For 30 of the 35 cancers examined that occur in both sexes, survival was higher in women. According to the researchers the advantage among women was most likely to arise from sex differences in tumour biology, immune system mechanisms, symptom awareness, stage of disease at diagnosis or access to effective treatment.
Turning to time trends since the mid-1980s, one of the most worrying aspects was the widening gap in cancer survival between eastern Europe and other parts of Europe. Breast cancer survival improved steadily in all European countries, with evidence that some western European countries with previously poorer survival were catching up. But, improvements were less marked for eastern Europe, so the gap between east and west has actually increased
For colorectal cancer the gap between the higher Nordic survival figures and western Europe is also closing, but again the gap between west and east is widening.
Prostate cancer survival trends vary widely, with survival increasing in most countries. Five-year survival increased in the Nordic countries, except Denmark, and there were sharp improvements in France, Germany, Italy, England, Scotland and Wales. Trends were more diverse in eastern Europe, with a rapid increase in Estonia but a decline in Poland and Slovakia. The trends appear mostly to reflect international differences in the use of Prostate-Specific Antigen (PSA) as a diagnostic test, and the increases cannot all be interpreted as a better outcome for men with this cancer.
Professor Coleman said that although European survival trends for all cancers combined were not adjusted for differences in the case-mix between countries, they were remarkably consistent and appeared to offer an overall indicator of the performance of health care systems in each country.
He sounded a warning note for the future on the east-west divide. "The survival trends reflect a substantial and increasing gap in the overall prognosis of cancer between eastern and western Europe. Since all five eastern European countries participating in EUROCARE will probably join the EU in 2004, this raises a major new problem of inequity in health within the EU.
Professor Coleman added that "The wide differences in survival trends are likely to reflect differences in both stage at diagnosis and the availability of and access to health resources, both of which are amenable to intervention. They represent a benchmark for reduction in inequalities in cancer survival across Europe in the future. While we do not yet have a fully satisfactory interpretation of these differences, we have few alternatives to this type of study and we believe this is a vital contribution towards the ongoing efforts to improve survival in Europe. The EUROCARE team is actively inviting independent clinical commentary on the study. Generating an appropriate level of concern to address this problem would be an important outcome of the EUROCARE project."
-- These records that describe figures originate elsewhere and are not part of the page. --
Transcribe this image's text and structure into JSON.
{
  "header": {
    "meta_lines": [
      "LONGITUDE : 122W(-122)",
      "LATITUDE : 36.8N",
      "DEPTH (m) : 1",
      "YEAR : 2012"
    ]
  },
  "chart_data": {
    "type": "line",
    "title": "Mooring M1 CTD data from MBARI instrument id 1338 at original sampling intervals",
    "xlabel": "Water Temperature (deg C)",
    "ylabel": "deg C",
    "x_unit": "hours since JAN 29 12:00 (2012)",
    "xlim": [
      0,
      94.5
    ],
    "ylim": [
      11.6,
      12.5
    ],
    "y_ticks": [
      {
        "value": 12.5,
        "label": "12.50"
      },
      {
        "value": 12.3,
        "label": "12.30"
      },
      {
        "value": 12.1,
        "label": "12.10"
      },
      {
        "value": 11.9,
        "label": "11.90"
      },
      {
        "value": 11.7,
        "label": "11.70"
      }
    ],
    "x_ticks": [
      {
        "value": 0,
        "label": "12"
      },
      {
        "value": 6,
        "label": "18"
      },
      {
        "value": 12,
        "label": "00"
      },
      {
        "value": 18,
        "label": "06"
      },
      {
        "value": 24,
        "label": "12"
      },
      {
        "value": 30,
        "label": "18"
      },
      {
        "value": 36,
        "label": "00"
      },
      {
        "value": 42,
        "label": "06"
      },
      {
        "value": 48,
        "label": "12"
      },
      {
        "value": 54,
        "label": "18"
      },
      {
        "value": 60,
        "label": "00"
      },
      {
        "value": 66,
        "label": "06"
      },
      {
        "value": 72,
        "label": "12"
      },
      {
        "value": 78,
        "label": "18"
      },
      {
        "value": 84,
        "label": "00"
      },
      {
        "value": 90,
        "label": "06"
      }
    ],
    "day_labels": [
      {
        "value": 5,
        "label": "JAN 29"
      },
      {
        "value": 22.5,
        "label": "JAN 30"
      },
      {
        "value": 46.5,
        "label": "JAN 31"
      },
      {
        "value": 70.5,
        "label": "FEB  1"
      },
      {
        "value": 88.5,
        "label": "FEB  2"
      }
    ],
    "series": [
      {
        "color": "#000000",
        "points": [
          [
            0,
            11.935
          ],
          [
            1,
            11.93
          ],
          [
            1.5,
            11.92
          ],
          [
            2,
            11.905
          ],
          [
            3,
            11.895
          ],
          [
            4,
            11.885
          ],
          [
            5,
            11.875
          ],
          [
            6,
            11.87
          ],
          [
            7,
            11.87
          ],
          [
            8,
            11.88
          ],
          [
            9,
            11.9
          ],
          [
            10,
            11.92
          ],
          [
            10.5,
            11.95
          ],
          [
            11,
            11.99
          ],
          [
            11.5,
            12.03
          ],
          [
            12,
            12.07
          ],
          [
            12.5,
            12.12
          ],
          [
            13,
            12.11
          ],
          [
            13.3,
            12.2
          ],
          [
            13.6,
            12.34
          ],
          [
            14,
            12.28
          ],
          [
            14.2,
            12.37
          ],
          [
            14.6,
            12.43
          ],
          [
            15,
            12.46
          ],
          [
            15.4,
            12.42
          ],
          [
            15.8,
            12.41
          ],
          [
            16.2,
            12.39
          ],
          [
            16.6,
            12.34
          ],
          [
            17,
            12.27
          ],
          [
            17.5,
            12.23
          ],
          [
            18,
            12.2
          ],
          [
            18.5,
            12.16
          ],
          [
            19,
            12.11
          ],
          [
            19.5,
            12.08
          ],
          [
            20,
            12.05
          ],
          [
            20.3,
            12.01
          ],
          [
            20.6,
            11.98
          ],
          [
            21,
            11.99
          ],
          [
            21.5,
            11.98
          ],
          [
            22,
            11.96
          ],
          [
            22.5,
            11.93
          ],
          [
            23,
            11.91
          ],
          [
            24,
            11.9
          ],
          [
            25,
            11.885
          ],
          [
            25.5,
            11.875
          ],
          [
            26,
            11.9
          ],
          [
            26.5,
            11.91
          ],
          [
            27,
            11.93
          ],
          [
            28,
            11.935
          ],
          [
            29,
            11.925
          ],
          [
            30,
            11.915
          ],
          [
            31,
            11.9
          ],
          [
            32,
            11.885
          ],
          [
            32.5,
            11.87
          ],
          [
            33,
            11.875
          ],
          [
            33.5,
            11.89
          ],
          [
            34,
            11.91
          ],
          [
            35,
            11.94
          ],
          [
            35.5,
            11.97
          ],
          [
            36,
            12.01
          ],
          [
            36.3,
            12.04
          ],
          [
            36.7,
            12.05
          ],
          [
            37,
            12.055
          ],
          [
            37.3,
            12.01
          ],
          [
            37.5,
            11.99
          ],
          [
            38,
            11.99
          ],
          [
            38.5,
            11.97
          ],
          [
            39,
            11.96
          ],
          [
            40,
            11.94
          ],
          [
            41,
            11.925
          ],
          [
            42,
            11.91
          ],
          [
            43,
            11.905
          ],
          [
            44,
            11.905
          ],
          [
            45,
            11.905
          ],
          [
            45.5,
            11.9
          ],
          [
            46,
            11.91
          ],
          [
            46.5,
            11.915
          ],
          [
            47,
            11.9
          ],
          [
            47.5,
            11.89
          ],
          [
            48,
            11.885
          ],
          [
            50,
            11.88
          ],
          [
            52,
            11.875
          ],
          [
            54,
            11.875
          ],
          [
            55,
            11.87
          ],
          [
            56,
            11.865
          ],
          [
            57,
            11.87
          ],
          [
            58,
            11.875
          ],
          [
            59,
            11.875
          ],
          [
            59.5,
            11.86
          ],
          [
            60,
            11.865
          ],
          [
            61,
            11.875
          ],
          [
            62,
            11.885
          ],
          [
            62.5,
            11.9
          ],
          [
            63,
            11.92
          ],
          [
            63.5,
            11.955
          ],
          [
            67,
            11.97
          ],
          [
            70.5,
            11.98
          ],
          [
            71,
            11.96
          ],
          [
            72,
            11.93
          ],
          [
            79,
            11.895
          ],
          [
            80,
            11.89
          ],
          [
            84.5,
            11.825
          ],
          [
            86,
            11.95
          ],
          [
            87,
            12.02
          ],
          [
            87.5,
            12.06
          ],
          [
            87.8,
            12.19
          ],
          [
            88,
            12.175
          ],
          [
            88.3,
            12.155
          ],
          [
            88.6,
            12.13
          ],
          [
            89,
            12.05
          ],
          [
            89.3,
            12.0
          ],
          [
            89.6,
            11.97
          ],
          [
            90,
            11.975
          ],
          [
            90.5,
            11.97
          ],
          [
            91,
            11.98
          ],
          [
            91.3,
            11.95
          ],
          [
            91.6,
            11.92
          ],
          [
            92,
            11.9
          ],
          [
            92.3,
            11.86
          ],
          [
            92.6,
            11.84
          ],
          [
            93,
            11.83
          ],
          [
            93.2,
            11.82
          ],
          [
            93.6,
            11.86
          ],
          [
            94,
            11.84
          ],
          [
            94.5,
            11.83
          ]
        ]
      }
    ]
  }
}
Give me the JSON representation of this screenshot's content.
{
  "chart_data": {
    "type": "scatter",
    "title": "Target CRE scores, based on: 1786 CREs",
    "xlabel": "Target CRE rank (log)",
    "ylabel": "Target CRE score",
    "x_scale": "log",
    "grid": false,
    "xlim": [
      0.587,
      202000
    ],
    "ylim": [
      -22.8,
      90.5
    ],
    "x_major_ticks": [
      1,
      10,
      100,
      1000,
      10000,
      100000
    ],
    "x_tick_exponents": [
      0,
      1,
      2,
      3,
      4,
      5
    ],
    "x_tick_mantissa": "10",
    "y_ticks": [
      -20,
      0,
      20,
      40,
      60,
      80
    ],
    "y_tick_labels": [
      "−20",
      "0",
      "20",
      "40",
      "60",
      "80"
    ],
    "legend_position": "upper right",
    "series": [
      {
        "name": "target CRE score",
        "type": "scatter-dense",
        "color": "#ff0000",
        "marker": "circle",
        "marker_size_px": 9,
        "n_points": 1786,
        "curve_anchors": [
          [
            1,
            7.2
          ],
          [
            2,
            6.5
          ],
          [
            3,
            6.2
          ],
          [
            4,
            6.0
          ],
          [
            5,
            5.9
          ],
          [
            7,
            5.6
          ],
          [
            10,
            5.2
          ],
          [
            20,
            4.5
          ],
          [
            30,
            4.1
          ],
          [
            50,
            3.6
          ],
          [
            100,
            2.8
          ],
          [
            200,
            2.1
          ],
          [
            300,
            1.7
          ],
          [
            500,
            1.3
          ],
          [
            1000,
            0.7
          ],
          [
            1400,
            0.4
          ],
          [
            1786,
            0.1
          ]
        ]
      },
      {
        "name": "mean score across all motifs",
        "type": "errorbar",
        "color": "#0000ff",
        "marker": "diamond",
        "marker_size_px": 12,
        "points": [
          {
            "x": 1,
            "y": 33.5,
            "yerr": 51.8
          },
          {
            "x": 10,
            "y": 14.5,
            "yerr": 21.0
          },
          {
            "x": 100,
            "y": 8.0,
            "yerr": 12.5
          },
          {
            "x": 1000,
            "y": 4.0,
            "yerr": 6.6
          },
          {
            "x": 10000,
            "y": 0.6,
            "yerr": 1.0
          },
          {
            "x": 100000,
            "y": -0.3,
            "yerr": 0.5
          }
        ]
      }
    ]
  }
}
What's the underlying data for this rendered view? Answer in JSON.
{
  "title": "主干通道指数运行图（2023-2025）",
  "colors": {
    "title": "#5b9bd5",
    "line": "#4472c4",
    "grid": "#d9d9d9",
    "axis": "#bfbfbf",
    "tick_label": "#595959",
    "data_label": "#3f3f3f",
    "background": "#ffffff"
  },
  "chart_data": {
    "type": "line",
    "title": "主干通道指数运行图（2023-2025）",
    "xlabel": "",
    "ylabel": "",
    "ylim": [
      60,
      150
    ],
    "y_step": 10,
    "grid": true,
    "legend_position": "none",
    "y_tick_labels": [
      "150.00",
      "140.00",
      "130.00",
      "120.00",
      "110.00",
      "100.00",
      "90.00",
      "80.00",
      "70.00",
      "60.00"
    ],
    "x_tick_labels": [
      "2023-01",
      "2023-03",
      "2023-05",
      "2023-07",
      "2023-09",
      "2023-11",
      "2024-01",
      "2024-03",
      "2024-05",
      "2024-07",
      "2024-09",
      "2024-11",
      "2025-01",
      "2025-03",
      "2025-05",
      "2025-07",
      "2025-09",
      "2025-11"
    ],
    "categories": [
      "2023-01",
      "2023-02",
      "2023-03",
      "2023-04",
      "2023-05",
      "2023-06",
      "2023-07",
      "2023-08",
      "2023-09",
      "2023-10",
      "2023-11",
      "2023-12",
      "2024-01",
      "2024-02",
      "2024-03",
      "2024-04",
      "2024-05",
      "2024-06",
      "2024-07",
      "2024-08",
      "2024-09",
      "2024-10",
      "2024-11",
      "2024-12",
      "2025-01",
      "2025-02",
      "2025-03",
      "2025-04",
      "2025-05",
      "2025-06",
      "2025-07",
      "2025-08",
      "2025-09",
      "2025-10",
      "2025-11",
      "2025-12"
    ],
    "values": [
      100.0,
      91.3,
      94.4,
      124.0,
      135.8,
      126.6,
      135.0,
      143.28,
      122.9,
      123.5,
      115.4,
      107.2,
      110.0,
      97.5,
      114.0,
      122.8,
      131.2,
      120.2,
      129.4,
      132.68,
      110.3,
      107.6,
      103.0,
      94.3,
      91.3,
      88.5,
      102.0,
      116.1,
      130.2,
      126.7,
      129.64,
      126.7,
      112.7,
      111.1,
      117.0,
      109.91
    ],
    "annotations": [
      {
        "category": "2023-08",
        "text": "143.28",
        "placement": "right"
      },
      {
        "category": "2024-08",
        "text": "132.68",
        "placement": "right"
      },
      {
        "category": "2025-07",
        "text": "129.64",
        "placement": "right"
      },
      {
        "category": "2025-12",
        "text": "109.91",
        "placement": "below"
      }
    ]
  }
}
(Thursday 25 September, 10.45 hrs CET - How to improve cancer care in Europe session).
1For 11 of the 22 participating countries the registries contributing data covered 100% of the population. In others it covered varying proportions. Overall, the EUROCARE-3 study covered a quarter of the total population of the 22 countries (100 million out of 400 million).
2The per capita spend on health is in constant purchasing power parity US dollars.